"G-mean" in itself does not refer to something other than the result of: $g=\sqrt{x\cdot y}$ when dealing with two variables $x$ and $y$. Therefore, unless formally defined I would be careful to interpreter what a particular author refers at.
That said, imbalanced-learn
's geometric_mean_score()
does the right calculation based on the reference they used. Kubat & Matwin (1997) Addressing the curse of imbalanced training sets: one-sided selection define the geometric mean $g$ based on the "accuracy on positive examples" and "accuracy on negative examples", which are defined respectively as the metrics Sensitivity (True Positive Rate - TPR) and Specificity (True Negative Rate - TNR). Therefore, the geometric_mean_score()
function is correct; it reproduces the methodology presented by the references it cites.

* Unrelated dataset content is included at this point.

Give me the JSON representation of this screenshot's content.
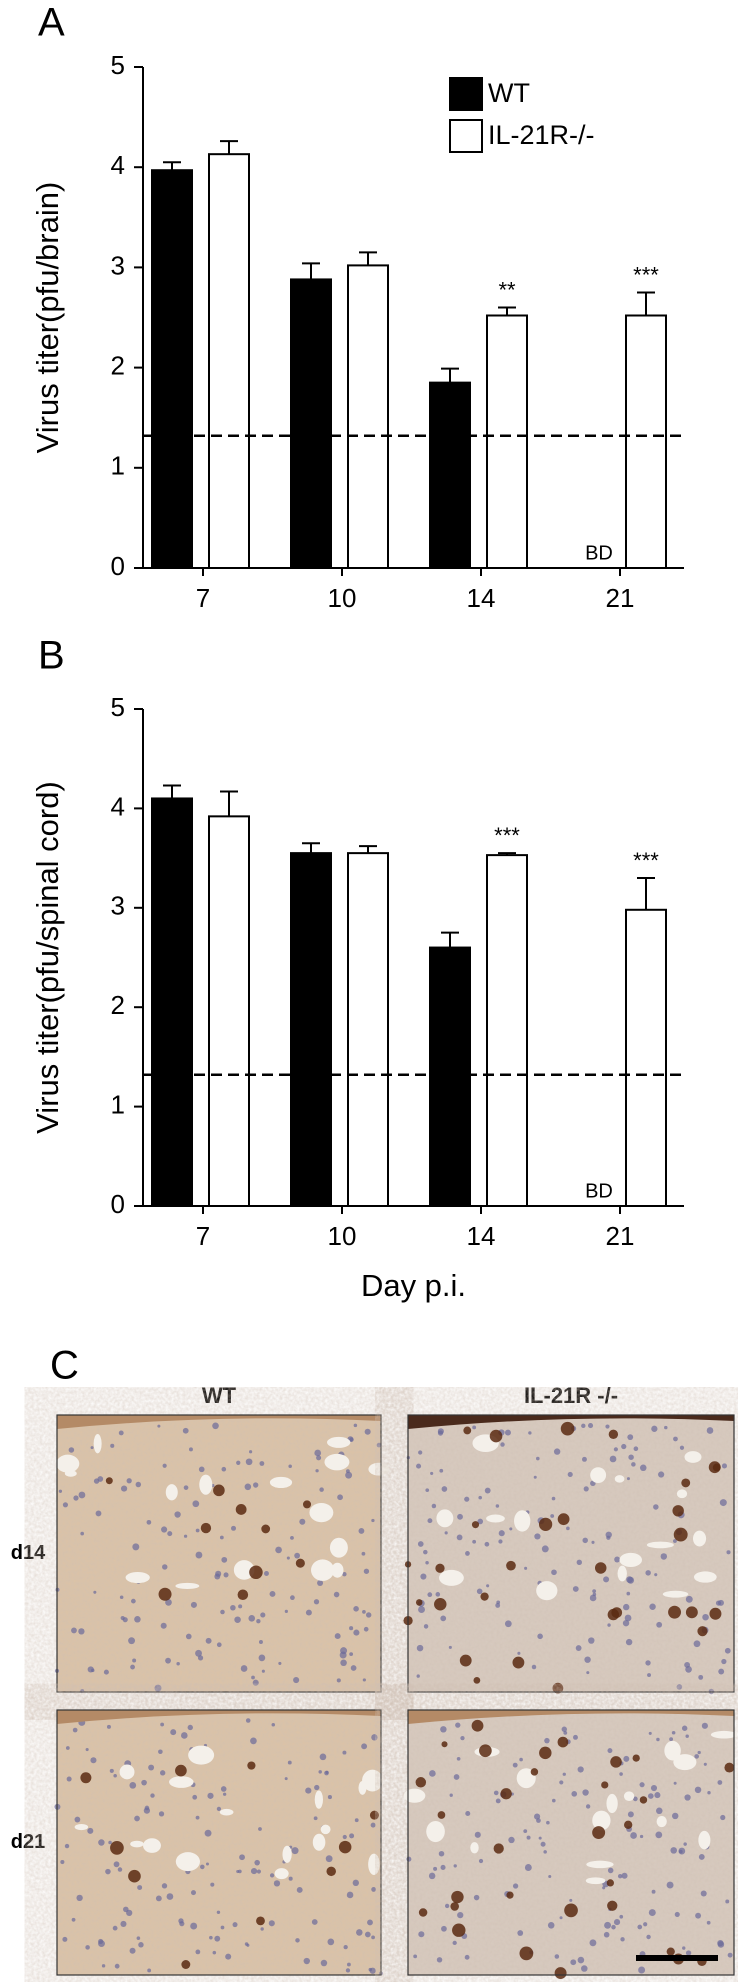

Sensitivity and Specificity are informative metrics on how likely are we to detect instances from the Positive and Negative class respectively from our hold-out test sample. In that sense, Specificity is essentially our Sensitivity of detecting Negative class examples. This is further emphasised when looking at the multi-class version of the G-mean where we compute the $n$-th root of the product of Sensitivity for each class. In the case where $n=2$ and assuming we have classes A
and B
with the class A
as the "Positive" one and class B
as the "Negative" one, the Sensitivity of class B is just the Specificity in the binary classification. In the case where $n>2$, we cannot refer to "Positive" and "Negative" class (aside the context of one-vs-rest classification) so we just use the product of the per class Sensitivity score, i.e. $\sqrt[n]{x_1 \cdot x_2 \cdot \dots \cdot x_n }$ where $x_i$ here refers to the Recall score from the $i$-th class.
Let me stress that, Sensitivity and Specificity are metrics that dichotomise our output and should be, at first instance, avoided when optimising classifier performance. A more detailed discussion as to why metrics like Sensitivity and Accuracy that inherently dichotomise our outputs are often suboptimal can be found here: Why is accuracy not the best measure for assessing classification models?
Further commentary: I think there is some confusion on how this "g-mean" is defined, stems from the fact that the $F_1$ score is defined in terms of Precision (Positive Predictive Value - PPV) and Recall (TPR) and is the harmonic mean ($h = \frac{2 \cdot x \cdot y}{x+y}$) of the two. Some people might use the geometric mean $g$ instead of the harmonic mean $h$ thinking it is just another reformulation without realising that they redefining an existing metric. Please note that the geometric mean of Precision and Recall is not inherently wrong; just it is not what F-scores refer at nor what the papers cited by imbalanced-learn
use.